I blew my cheeks out and ran my fingers through my wet hair when someone knocked at my door. "You don't have to knock each time, Charlie. Come in." I said out loud. She always knocks before entering in – even though I told her not to do that. I glanced towards me fingernail when she walked in – I need to cut them. "Maria?" It wasn't Charlie. I jerked my head towards the door – where Silas was standing. His eyes were red and puffy while his hair was messy. "Silas?" I said bewilderedly. "What are you doing here? And what happened?" I got worried about looking at him. He looked tormented.

"Mom has cancer." He whispered out. Ruby did tell him. I pressed my lips together and patted at the bed beside me. He sighed and slowly sat beside me before he cupped his face in his hands. I didn't say anything – honestly, I didn't know what to say. After a couple of silent seconds, Silas looked at me. "You know, I hate her. I hate her so much, but when she said that – that she has cancer – I just – just couldn't." He couldn't even complete his sentence. My heart twisted to see him like that. I put my hand over his shoulder, "Silas, she will be okay. She is going to get the best treatment and then she will be all right." I said softly.

"But, what if she doesn't?" he questioned. I didn't know how to reply to that. I gulped, "She will be okay. Don't worry." I said. He sighed and slowly nodded his head, "Yeah." He whispered and once again we both went quiet. I have lost me my jungle of thoughts and he was probably lost in his and just like that, we sat there for the few minutes – without uttering a single word.

Silas broke the silence, "When – when I thought you cheated." He cleared his throat, "I – I went to my mom. She was the only person that I thought would be faithful to me – unknowingly what she has don't." he said without looking at me, while my eyes were on him. "Now when mom told me about her cancer – I was shocked and scared. I didn't know where to go or what to say." He paused and turned his head towards me. "You came into my mind," he said and glanced towards my lips. "I – I don't know why, but I thought I would feel better if I will talk to you. There was an urge to be near you." He told me softly. His eyes bored into mine and somehow I couldn't look away either. It was like they were pulling me towards him. "Maria, I miss you." He said while I quiet stared back in his eyes.

"When you left – I was devastated. I felt so uncomfortable just by knowing that you are gone. When you were here – I would have not been with you all the time, but just knowing that you are here was enough." he shrugged. "Your presence was enough, but when you left – I felt empty." He added. I swallowed the lump I was feeling in my throat. Tears were burning my eyes. "So, I forced myself to move on.
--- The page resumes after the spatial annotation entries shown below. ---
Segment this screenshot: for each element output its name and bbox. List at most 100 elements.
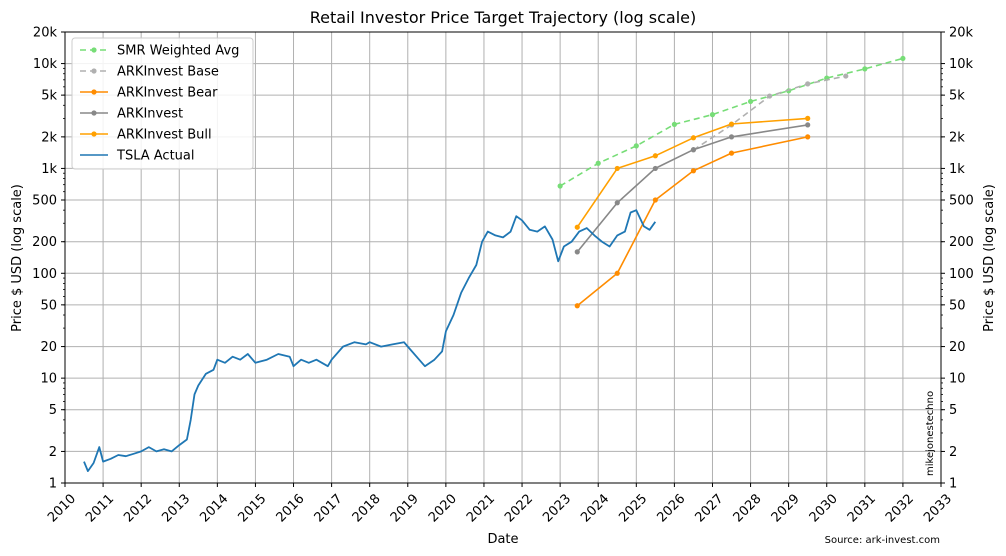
series-point-2: [614, 270, 620, 276]
y-tick-label-right: 5: [949, 403, 957, 418]
x-tick-label: 2017: [312, 491, 346, 525]
y-tick-label-left: 10k: [33, 57, 58, 72]
x-tick-label: 2019: [388, 491, 422, 525]
series-point-0: [671, 121, 677, 127]
x-tick-label: 2020: [426, 491, 460, 525]
x-tick-label: 2033: [921, 491, 955, 525]
series-point-2: [728, 150, 735, 156]
series-line-0: [559, 57, 904, 187]
series-layer: [83, 55, 906, 473]
legend-marker: [91, 110, 97, 116]
legend-marker: [91, 68, 97, 74]
y-tick-label-right: 100: [949, 267, 974, 282]
series-point-1: [843, 73, 849, 79]
x-tick-label: 2032: [883, 491, 917, 525]
x-tick-label: 2029: [769, 491, 803, 525]
legend-frame: [71, 37, 254, 170]
y2-axis-label: Price $ USD (log scale): [982, 184, 997, 332]
series-point-1: [805, 81, 811, 87]
x-tick-label: 2015: [235, 491, 269, 525]
y-tick-label-right: 50: [949, 298, 966, 313]
series-point-3: [574, 249, 580, 255]
x-tick-label: 2023: [540, 491, 574, 525]
series-line-3: [576, 124, 808, 253]
series-point-4: [728, 121, 735, 127]
y-tick-label-left: 1k: [41, 162, 57, 177]
y-tick-label-left: 5: [49, 403, 57, 418]
legend-label: TSLA Actual: [116, 149, 195, 164]
series-line-2: [576, 136, 808, 307]
legend-label: ARKInvest Bear: [117, 86, 218, 101]
y-tick-label-left: 500: [32, 193, 57, 208]
y-tick-label-left: 2: [49, 445, 57, 460]
series-point-2: [690, 168, 697, 174]
x-tick-label: 2011: [83, 491, 117, 525]
series-point-0: [633, 143, 639, 149]
legend-label: ARKInvest Bull: [117, 128, 212, 143]
y-tick-label-left: 200: [32, 235, 57, 250]
series-point-2: [652, 197, 658, 203]
series-point-0: [900, 55, 906, 62]
y-tick-label-right: 5k: [949, 89, 965, 104]
legend-items: SMR Weighted Avg ARKInvest Base ARKInvest …: [80, 44, 239, 164]
x-tick-label: 2010: [45, 491, 79, 525]
watermark: mikejonestechno: [925, 391, 936, 476]
x-tick-label: 2012: [121, 491, 155, 525]
y-tick-label-right: 200: [949, 235, 974, 250]
legend-label: ARKInvest: [117, 107, 183, 122]
x-tick-label: 2025: [616, 491, 650, 525]
x-tick-label: 2022: [502, 491, 536, 525]
y-tick-label-left: 20: [40, 340, 57, 355]
y-tick-label-right: 500: [949, 193, 974, 208]
y-tick-label-right: 20: [949, 340, 966, 355]
series-point-4: [574, 224, 580, 230]
series-point-1: [767, 93, 773, 99]
y-tick-label-right: 2k: [949, 130, 965, 145]
legend-marker: [91, 131, 97, 137]
x-tick-label: 2014: [197, 491, 231, 525]
series-point-3: [652, 165, 658, 172]
series-point-0: [557, 183, 563, 189]
x-tick-label: 2021: [464, 491, 498, 525]
series-point-0: [709, 112, 716, 118]
x-tick-label: 2027: [693, 491, 727, 525]
series-line-4: [576, 117, 808, 228]
x-tick-label: 2024: [578, 491, 612, 525]
series-point-3: [728, 134, 735, 140]
x-tick-label: 2028: [731, 491, 765, 525]
series-point-3: [805, 122, 811, 128]
y-tick-label-right: 10: [949, 372, 966, 387]
series-point-2: [574, 303, 580, 309]
legend: SMR Weighted Avg ARKInvest Base ARKInvest …: [71, 37, 254, 170]
series-point-4: [652, 153, 658, 159]
legend-marker: [91, 47, 97, 53]
series-point-4: [614, 165, 620, 172]
y-tick-label-left: 20k: [33, 26, 58, 41]
series-point-4: [805, 115, 811, 121]
source-note: Source: ark-invest.com: [825, 535, 940, 546]
y-tick-label-left: 1: [49, 477, 57, 492]
x-tick-label: 2016: [274, 491, 308, 525]
series-line-5: [83, 209, 657, 473]
y-tick-label-left: 5k: [41, 89, 57, 104]
y-tick-label-right: 10k: [949, 57, 974, 72]
y-axis-label: Price $ USD (log scale): [10, 184, 25, 332]
plot-frame: [64, 31, 942, 484]
legend-label: SMR Weighted Avg: [117, 44, 239, 59]
y-tick-label-left: 100: [32, 267, 57, 282]
series-point-0: [595, 160, 601, 166]
x-tick-label: 2013: [159, 491, 193, 525]
series-point-2: [805, 134, 811, 140]
legend-marker: [91, 89, 97, 95]
y-tick-label-right: 1: [949, 477, 957, 492]
y-tick-label-right: 20k: [949, 26, 974, 41]
x-tick-label: 2018: [350, 491, 384, 525]
legend-label: ARKInvest Base: [117, 65, 219, 80]
x-axis-label: Date: [487, 532, 518, 547]
y-tick-label-left: 2k: [41, 130, 57, 145]
y-tick-label-left: 50: [40, 298, 57, 313]
series-point-4: [690, 135, 697, 141]
x-tick-label: 2030: [807, 491, 841, 525]
x-tick-label: 2031: [845, 491, 879, 525]
x-tick-label: 2026: [654, 491, 688, 525]
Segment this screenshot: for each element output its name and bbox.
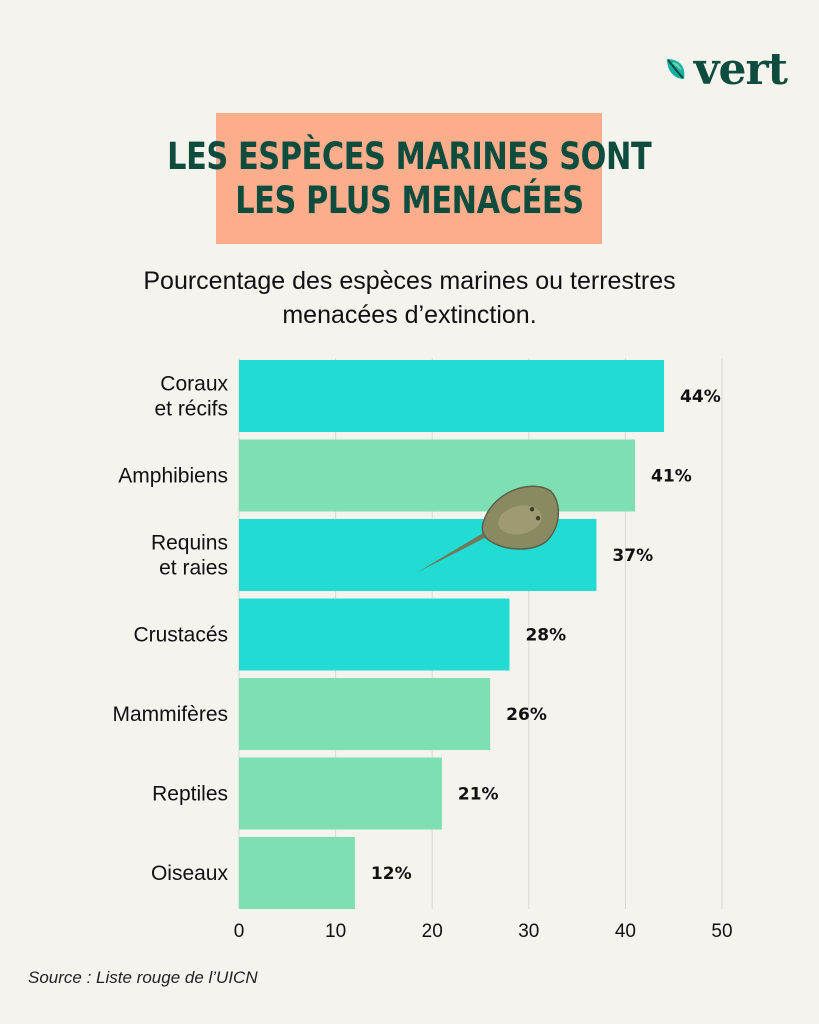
bar [239, 598, 510, 671]
bar [239, 757, 442, 830]
leaf-icon [666, 58, 685, 79]
category-label: Mammifères [112, 703, 228, 726]
subtitle-line-1: Pourcentage des espèces marines ou terre… [143, 267, 676, 295]
category-label: Reptiles [152, 783, 228, 806]
value-label: 37% [612, 546, 653, 566]
x-tick-label: 20 [422, 921, 443, 942]
title-line-2: LES PLUS MENACÉES [234, 178, 584, 222]
value-label: 12% [371, 864, 412, 884]
value-label: 21% [458, 785, 499, 805]
value-label: 44% [680, 387, 721, 407]
x-tick-label: 0 [234, 921, 245, 942]
x-tick-label: 40 [615, 921, 636, 942]
stingray-icon [416, 485, 560, 573]
x-tick-label: 50 [711, 921, 732, 942]
logo-text: vert [693, 44, 788, 95]
chart-subtitle: Pourcentage des espèces marines ou terre… [0, 264, 819, 332]
title-box: LES ESPÈCES MARINES SONT LES PLUS MENACÉ… [167, 113, 652, 244]
bar [239, 360, 665, 432]
value-label: 26% [506, 705, 547, 725]
bar [239, 837, 355, 909]
value-label: 41% [651, 467, 692, 487]
category-label: Amphibiens [118, 465, 228, 488]
category-label: Requins et raies [151, 532, 228, 580]
category-label: Oiseaux [151, 862, 229, 885]
category-label: Coraux et récifs [154, 373, 228, 421]
category-label: Crustacés [133, 624, 228, 647]
logo: vert [664, 44, 788, 95]
source-note: Source : Liste rouge de l’UICN [28, 968, 258, 987]
bar [239, 678, 491, 750]
value-label: 28% [525, 626, 566, 646]
x-tick-label: 30 [518, 921, 539, 942]
subtitle-line-2: menacées d’extinction. [282, 301, 537, 329]
x-tick-label: 10 [325, 921, 346, 942]
bar [239, 439, 636, 512]
title-line-1: LES ESPÈCES MARINES SONT [166, 134, 652, 178]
I started seeing Alice, but Maria was not you." He lightly shook his head.

I knitted my brows, "Was?" my question came out barely audible.

"I broke up with her." He shrugged lightly.

My heart skipped a beat. What was this feeling – I don't know. I wasn't completely happy, but I wasn't upset either. I was agitated because my plan was failing – I wanted him to move on, right? But, at the same time, I was relaxed. "Why?" I asked. I don't know why I asked that. I know why, but I still wanted him to say that.

"Because of you – I can't move on from you, Maria. You have become my habit." He replied. I didn't say anything nor I moved – although, I did stare at his lips getting closer to mine. "I am going to kiss you." He whispered. His statement had a question hidden in it – to which I didn't answer. He didn't stop till his lips met mine softly. I almost felt like he was scared. He stayed still for a moment before he pecked on my sealed lips. I slowly closed my eyes and our first kiss came in my mind. It was so similar to it. I was so scared at that time, so I am now. My palms were sweaty then and so are now. My heartbeat escalating then, it was escalating now. We were nervous then, we are nervous now. It felt like my second first kiss.